World Malaria Day: ‘9,742 cases of malaria were reported in Sindh this year’

Dr Nahid Jamali reveals grim statistics of the disease.


Our Correspondent April 24, 2013
Around 9,742 cases of malaria were reported in Sindh this year and 100,000 cases were reported last year. PHOTO: FILE

KARACHI: Around 9,742 cases of malaria were reported in Sindh this year and 100,000 cases were reported last year. The director of malaria Control Programme’s Sindh chapter, Dr Nahid Jamali, revealed these statistics in an interview with The Express Tribune on Wednesday. 

Jamali explained that incidence of the disease increases in Pakistan between February and April due to the increase in humidity levels and the floods.

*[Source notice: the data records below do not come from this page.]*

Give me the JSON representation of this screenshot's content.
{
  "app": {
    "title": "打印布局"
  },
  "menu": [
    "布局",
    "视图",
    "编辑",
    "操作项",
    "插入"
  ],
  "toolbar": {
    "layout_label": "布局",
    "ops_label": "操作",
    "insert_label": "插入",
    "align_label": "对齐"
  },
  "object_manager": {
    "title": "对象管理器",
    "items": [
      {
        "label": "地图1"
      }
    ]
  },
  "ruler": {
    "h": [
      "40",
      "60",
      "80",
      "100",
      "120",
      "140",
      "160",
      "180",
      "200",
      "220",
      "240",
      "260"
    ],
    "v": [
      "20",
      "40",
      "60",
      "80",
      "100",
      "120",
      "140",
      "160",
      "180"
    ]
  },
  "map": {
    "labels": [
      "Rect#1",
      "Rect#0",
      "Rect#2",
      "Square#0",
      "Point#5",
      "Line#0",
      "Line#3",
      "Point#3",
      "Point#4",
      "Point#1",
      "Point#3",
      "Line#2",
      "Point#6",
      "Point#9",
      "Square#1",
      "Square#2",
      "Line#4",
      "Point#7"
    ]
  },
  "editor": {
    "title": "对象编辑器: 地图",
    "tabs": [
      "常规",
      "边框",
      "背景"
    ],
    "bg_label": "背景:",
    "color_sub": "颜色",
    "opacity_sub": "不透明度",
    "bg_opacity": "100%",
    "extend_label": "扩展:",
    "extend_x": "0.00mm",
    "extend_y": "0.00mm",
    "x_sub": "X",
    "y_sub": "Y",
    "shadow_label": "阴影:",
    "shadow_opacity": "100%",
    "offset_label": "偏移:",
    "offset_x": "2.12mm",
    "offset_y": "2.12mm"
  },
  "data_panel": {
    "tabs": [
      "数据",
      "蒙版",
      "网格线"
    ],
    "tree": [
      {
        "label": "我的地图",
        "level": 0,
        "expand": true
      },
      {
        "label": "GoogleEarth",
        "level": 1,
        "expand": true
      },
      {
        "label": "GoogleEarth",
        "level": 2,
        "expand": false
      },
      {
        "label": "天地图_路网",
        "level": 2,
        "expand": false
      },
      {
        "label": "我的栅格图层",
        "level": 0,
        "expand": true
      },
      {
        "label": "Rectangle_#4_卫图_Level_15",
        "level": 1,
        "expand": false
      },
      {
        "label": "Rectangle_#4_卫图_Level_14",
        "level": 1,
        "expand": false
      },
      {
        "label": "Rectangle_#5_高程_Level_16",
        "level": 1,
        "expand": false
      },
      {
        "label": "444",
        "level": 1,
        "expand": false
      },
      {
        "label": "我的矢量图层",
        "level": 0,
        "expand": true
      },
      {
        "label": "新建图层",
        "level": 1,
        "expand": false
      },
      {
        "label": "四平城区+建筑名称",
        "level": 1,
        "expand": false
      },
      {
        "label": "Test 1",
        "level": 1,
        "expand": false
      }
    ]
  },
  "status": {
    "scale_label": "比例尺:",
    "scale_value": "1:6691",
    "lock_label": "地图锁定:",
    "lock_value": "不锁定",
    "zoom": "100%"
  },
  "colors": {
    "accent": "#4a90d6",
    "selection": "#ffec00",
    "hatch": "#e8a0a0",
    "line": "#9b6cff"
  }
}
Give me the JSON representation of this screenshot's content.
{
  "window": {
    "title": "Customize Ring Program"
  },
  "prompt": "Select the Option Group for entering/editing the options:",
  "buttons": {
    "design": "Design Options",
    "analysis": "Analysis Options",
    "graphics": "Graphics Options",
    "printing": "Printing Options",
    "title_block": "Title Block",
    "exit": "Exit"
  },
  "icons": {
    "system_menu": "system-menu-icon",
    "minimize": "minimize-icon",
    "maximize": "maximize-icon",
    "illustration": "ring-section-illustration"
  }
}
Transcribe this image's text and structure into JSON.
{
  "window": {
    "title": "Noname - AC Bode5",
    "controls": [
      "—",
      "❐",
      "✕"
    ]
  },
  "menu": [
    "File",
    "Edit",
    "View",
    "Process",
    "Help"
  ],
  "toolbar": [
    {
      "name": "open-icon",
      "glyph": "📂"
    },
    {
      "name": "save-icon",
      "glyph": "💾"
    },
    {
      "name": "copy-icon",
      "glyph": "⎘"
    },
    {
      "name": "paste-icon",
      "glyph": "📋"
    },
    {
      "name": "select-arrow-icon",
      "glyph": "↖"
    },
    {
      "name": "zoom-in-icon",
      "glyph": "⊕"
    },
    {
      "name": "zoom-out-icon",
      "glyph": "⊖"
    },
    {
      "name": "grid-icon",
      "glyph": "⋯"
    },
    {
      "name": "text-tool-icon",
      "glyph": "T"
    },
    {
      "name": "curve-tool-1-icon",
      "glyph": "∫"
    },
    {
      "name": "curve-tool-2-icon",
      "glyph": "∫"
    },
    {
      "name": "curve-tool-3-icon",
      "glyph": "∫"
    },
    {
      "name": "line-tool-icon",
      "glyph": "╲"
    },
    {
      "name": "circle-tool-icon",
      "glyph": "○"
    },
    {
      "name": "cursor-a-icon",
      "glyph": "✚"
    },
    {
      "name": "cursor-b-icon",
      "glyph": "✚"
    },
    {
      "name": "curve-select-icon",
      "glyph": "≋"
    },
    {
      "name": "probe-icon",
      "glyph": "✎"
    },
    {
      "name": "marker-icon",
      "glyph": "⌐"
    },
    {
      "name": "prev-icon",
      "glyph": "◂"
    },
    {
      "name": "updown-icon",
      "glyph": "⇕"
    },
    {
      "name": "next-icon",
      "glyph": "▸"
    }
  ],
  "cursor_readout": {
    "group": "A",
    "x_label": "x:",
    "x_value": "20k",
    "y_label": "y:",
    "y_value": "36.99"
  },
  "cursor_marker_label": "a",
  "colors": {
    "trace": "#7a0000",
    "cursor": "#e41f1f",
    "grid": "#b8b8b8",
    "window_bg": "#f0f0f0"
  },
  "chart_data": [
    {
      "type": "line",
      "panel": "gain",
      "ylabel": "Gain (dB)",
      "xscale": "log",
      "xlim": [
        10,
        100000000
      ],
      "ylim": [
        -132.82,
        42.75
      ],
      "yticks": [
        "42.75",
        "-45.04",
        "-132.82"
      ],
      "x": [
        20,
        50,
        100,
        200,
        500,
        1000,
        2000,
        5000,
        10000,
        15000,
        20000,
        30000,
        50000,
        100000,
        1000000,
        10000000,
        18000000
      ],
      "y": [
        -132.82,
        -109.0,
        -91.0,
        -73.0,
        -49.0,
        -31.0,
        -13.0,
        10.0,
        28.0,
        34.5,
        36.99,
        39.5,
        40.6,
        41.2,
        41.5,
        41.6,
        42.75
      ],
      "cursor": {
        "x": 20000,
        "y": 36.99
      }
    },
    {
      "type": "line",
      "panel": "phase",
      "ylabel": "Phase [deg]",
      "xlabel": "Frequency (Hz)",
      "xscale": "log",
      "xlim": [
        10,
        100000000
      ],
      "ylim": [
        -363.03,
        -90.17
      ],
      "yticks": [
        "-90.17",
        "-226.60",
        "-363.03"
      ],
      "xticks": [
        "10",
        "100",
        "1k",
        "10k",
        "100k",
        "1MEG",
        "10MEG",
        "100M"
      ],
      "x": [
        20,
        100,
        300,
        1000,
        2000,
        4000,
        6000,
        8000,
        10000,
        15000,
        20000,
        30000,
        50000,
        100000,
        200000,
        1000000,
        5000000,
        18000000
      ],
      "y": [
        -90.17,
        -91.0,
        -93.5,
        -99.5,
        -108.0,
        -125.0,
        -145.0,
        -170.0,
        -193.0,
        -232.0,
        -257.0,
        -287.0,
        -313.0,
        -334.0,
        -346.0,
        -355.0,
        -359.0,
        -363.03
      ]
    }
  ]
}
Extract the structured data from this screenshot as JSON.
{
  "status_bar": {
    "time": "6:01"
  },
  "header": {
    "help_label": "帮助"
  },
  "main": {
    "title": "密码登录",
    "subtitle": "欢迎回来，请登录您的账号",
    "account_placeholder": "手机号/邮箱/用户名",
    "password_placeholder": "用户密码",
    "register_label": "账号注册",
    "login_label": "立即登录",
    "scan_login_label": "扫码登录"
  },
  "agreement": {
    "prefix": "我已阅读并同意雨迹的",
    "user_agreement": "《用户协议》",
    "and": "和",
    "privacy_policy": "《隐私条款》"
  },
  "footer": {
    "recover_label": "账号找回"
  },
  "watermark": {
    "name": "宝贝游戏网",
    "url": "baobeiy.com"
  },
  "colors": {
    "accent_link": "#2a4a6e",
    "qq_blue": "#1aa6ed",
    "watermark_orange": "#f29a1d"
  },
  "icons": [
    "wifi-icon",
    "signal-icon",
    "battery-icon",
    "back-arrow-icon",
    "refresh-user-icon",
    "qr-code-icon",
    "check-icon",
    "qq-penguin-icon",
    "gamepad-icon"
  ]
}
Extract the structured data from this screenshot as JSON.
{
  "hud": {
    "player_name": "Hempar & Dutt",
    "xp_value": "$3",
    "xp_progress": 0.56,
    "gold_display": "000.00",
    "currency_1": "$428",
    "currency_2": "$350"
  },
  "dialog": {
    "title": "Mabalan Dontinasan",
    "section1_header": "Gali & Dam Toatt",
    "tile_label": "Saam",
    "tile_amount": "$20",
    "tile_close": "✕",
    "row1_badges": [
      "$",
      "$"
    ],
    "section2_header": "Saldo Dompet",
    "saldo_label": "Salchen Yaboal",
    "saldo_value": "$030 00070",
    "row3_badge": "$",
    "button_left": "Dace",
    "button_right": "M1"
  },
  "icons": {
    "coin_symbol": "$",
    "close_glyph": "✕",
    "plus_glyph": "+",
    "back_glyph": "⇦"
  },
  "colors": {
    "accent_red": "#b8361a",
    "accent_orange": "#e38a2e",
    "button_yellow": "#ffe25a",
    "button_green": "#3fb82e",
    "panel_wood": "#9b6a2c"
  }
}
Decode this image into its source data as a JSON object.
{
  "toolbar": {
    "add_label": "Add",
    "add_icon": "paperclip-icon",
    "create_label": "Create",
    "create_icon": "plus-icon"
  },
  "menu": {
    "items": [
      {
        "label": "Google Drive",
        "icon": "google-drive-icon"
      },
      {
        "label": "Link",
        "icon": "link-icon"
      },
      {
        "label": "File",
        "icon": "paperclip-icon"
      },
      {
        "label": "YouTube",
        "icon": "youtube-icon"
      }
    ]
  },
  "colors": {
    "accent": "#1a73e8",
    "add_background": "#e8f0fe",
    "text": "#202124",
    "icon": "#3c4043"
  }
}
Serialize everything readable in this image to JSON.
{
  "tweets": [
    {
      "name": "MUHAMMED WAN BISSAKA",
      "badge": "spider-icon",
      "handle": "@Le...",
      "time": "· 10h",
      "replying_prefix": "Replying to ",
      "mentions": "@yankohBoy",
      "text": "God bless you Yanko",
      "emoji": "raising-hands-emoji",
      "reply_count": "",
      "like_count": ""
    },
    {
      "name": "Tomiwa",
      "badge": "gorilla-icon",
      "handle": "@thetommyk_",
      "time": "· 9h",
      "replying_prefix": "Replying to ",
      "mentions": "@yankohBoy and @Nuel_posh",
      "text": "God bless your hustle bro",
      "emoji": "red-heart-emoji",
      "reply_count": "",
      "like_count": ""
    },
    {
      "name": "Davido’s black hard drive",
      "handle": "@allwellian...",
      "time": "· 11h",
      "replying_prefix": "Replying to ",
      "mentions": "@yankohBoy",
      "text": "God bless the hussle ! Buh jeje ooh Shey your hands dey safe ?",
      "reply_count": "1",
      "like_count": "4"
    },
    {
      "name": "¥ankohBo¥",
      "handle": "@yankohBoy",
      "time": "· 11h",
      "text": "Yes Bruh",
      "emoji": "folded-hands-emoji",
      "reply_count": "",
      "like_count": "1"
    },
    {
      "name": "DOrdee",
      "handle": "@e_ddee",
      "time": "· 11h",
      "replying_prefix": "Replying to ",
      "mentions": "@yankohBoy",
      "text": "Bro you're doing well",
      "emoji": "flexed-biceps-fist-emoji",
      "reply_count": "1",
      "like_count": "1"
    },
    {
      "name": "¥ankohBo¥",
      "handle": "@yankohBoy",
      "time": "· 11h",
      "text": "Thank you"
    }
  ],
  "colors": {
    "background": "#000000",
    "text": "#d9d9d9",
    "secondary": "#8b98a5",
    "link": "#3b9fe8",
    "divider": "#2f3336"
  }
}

“No deaths have been reported from the disease this year,” she said, adding that the programme was running 430 microscopy centres and 180 rapid diagnostic test centres in Sindh. “Most cases of the disease are reported from congested and overpopulated areas such as Thatta, Khairpur, Dadu and Tharparkar.”

A medical consultant at Indus Hospital, Dr Fivzia Herekar, told The Express Tribune that the effects of malaria on the body were more dangerous than dengue.

“People suffer from four types of malaria in Pakistan but two parasites, P-Vavix and P-Falciparum, are  more common,” she explained adding that P-Vivax caused anemia, jaundice and decrease the number of platelets in the body while P-Falciparum produced a fluid in the lungs which caused breathing problems, kidney failure and in worst cases, cerebral malaria. “P-Falciparum parasite infects people of all ages while P-Vivax tends to attack red blood cells of children.”



She pointed out that the vaccine to prevent malaria hasn’t been invented as yet and advised people to use mosquito repellents and keep their body parts covered during the rainy season.

“Malaria is our national disease and we should know how to protect ourselves from it,” she added. She also advised people to consult their doctors if they felt fever, fatigue, chill, headaches or began to vomit. “A rapid diagnostic test reveals whether or not malarial parasites are present in the patient’s body in a few minutes,” said Herekar. “The test is carried out with a strip and doesn’t need complicated medical equipment.” She also felt that doctors should ask patients to get tested for both, Malaria Parasites test and Complete Blood Test.

“The disease is not contagious. It spreads when mosquitoes bite people and carry the parasite to other patients.”

She also felt that malaria patients who took self-prescribed painkillers didn’t realise that they could prove fatal. “Malaria decreases the number of platelets in the body and painkillers such as Diclofenac Sodium decreased them further and made the body less immune to diseases.”

A boy, 15-year-old Azfaruddin, who was diagnosed with malaria on April 16 and recovered three days later, said that he still felt pain in his back.

“I will not forget those four days during which I had a severe fever and vomited everything I ate,” he recalled.

Published in The Express Tribune, April 25th, 2013.